O wydatkach reprezentacyjnych, czyli urzędniku uważaj za ile zamawiasz.

Na stronach miasta pojawiło się zarządzenie Pani Prezydent w sprawie wydatków reprezentacyjnych.

Całość dostępna jest tutaj: Zarządzenie nr 1231/2008 z 25-01-2008

Dłuższe fragmenty z zarządzenia:
Wszystkie wydatki, o których mowa poniżej nie mogą być realizowane z wykorzystaniem służbowych kart płatniczych.
Limity miesięczne:
Dla osób zatrudnionych w Urzędzie m.st. Warszawy na niżej wymienionych stanowiskach ustala się miesięczne limity wydatków na zakup art. spożywczych przeznaczonych na podejmowanie gości w wysokości:
- Prezydentowi w wysokości 1 500,-zł;
- Zastępcom Prezydenta, Skarbnikowi m. st. Warszawy i Sekretarzowi m. st. Warszawy w wysokości 700,- zł
- Dyrektorom Biur w wysokości 150,- zł
Śniadania, kolacje i obiady w restauracjach:
Prezydent, Zastępcy Prezydenta, Sekretarz m. st. Warszawy lub Skarbnik m. st. Warszawy mogą podejmować delegacje miast, organizacji, stowarzyszeń, komitetów itp zarówno krajowych jak zagranicznych oficjalnym śniadaniem, obiadem lub kolacją.

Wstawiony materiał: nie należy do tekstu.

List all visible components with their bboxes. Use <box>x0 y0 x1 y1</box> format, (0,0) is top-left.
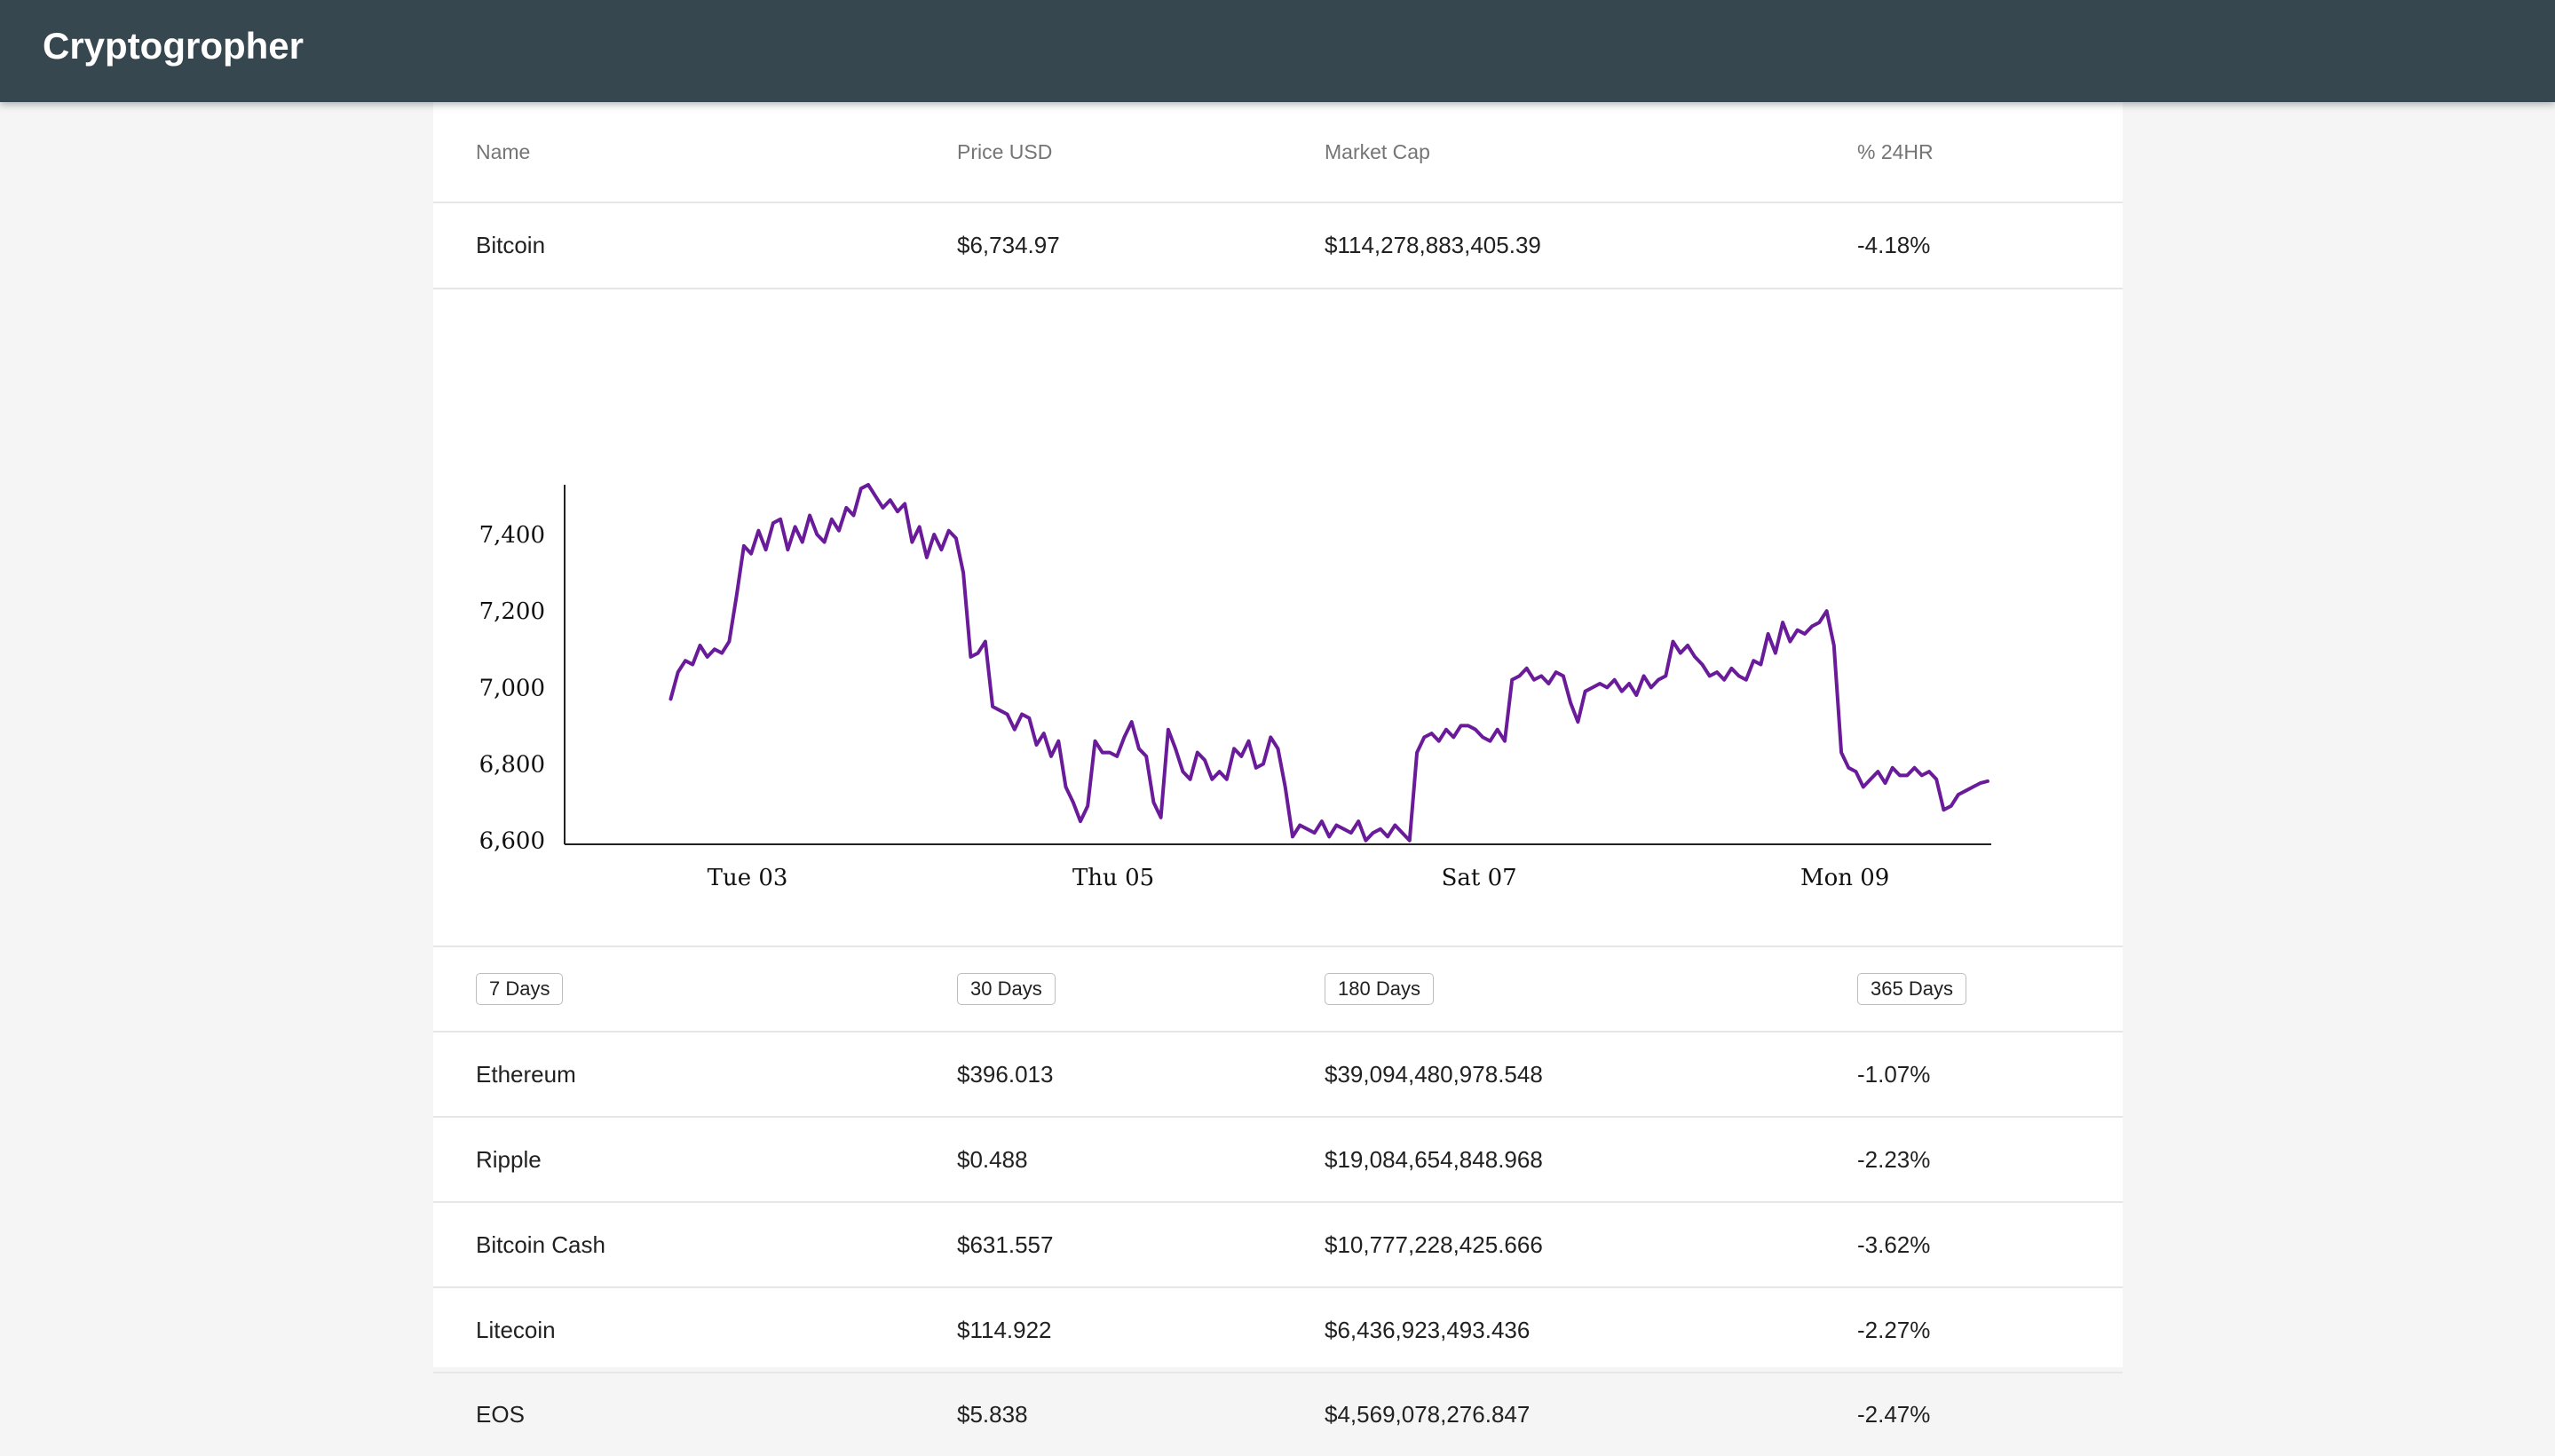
y-tick-label: 6,600 <box>479 828 545 855</box>
coin-change: -4.18% <box>1857 232 1931 258</box>
app-bar: Cryptogropher <box>0 0 2555 102</box>
coin-name: Bitcoin <box>476 232 546 258</box>
coin-price: $631.557 <box>957 1230 1054 1258</box>
range-365-days-button[interactable]: 365 Days <box>1857 973 1966 1005</box>
coin-name: Ripple <box>476 1145 542 1173</box>
coin-name: Ethereum <box>476 1060 576 1088</box>
range-7-cell: 7 Days <box>476 947 564 1031</box>
price-chart-svg: 6,600 6,800 7,000 7,200 7,400 Tue 03 Thu 05 Sat… <box>479 483 1991 891</box>
price-series-line <box>668 483 1989 843</box>
coin-price: $5.838 <box>957 1401 1028 1428</box>
coin-change: -2.47% <box>1857 1401 1931 1428</box>
header-market-cap[interactable]: Market Cap <box>1325 139 1430 163</box>
x-tick-label: Sat 07 <box>1442 865 1517 891</box>
x-tick-label: Mon 09 <box>1800 865 1889 891</box>
crypto-table-panel: Name Price USD Market Cap % 24HR Bitcoin… <box>433 102 2123 1428</box>
coin-change: -1.07% <box>1857 1060 1931 1088</box>
coin-market-cap: $114,278,883,405.39 <box>1325 232 1541 258</box>
price-chart: 6,600 6,800 7,000 7,200 7,400 Tue 03 Thu 05 Sat… <box>433 289 2123 947</box>
header-name[interactable]: Name <box>476 139 531 163</box>
coin-price: $114.922 <box>957 1316 1052 1343</box>
coin-price: $0.488 <box>957 1145 1028 1173</box>
table-row-selected[interactable]: Bitcoin $6,734.97 $114,278,883,405.39 -4… <box>433 203 2123 289</box>
y-tick-label: 7,000 <box>479 675 545 701</box>
x-tick-label: Thu 05 <box>1072 865 1154 891</box>
coin-market-cap: $10,777,228,425.666 <box>1325 1230 1543 1258</box>
coin-price: $396.013 <box>957 1060 1054 1088</box>
table-row[interactable]: Litecoin $114.922 $6,436,923,493.436 -2.… <box>433 1288 2123 1373</box>
coin-name: EOS <box>476 1401 525 1428</box>
coin-market-cap: $39,094,480,978.548 <box>1325 1060 1543 1088</box>
header-change[interactable]: % 24HR <box>1857 139 1934 163</box>
range-30-cell: 30 Days <box>957 947 1056 1031</box>
y-tick-label: 7,400 <box>479 522 545 549</box>
y-tick-label: 7,200 <box>479 598 545 625</box>
coin-market-cap: $4,569,078,276.847 <box>1325 1401 1531 1428</box>
app-title: Cryptogropher <box>43 25 304 67</box>
range-365-cell: 365 Days <box>1857 947 1966 1031</box>
header-price[interactable]: Price USD <box>957 139 1053 163</box>
coin-name: Bitcoin Cash <box>476 1230 605 1258</box>
coin-name: Litecoin <box>476 1316 556 1343</box>
coin-change: -2.23% <box>1857 1145 1931 1173</box>
table-row[interactable]: Ripple $0.488 $19,084,654,848.968 -2.23% <box>433 1118 2123 1203</box>
coin-change: -2.27% <box>1857 1316 1931 1343</box>
range-180-days-button[interactable]: 180 Days <box>1325 973 1434 1005</box>
coin-market-cap: $19,084,654,848.968 <box>1325 1145 1543 1173</box>
range-selector-row: 7 Days 30 Days 180 Days 365 Days <box>433 947 2123 1033</box>
coin-change: -3.62% <box>1857 1230 1931 1258</box>
coin-market-cap: $6,436,923,493.436 <box>1325 1316 1531 1343</box>
y-tick-label: 6,800 <box>479 752 545 779</box>
x-tick-label: Tue 03 <box>708 865 788 891</box>
table-row[interactable]: Bitcoin Cash $631.557 $10,777,228,425.66… <box>433 1203 2123 1288</box>
range-180-cell: 180 Days <box>1325 947 1434 1031</box>
range-30-days-button[interactable]: 30 Days <box>957 973 1056 1005</box>
table-row[interactable]: Ethereum $396.013 $39,094,480,978.548 -1… <box>433 1033 2123 1118</box>
coin-price: $6,734.97 <box>957 232 1060 258</box>
range-7-days-button[interactable]: 7 Days <box>476 973 564 1005</box>
table-row[interactable]: EOS $5.838 $4,569,078,276.847 -2.47% <box>433 1373 2123 1456</box>
table-header-row: Name Price USD Market Cap % 24HR <box>433 102 2123 203</box>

Jeśli gości podejmuje osobiście Prezydent, Zastępcy Prezydenta, Sekretarz m. st. Warszawy lub Skarbnik m. st. Warszawy limit na 1 osobę nie może przekroczyć 250,- zł.
Cateringi i poczęstunki dla większych grup roboczych:
W przypadku roboczych spotkań z gośćmi spoza urzędu lub delegacjami zagranicznymi trwającymi ponad 6 godzin przewiduje się w wyjątkowych wypadkach możliwość zakupu obiadu lub kolacji do maksymalnie 60,- zł /osobę lub zakupu kanapek.
W przypadku roboczych wizyt delegacji zagranicznych przewiduje się limit na śniadanie i obiad w wysokości maksymalnej 100,- zł /osobę oraz na kolację w wysokości maksymalnej 150,- zł /osobę.
W przypadku przygotowywania cateringu z okazji konferencji krajowych oraz uroczystości organizowanych lub współorganizowanych przez miasto przewiduje się limit nie większy niż 100,- zł/osobę.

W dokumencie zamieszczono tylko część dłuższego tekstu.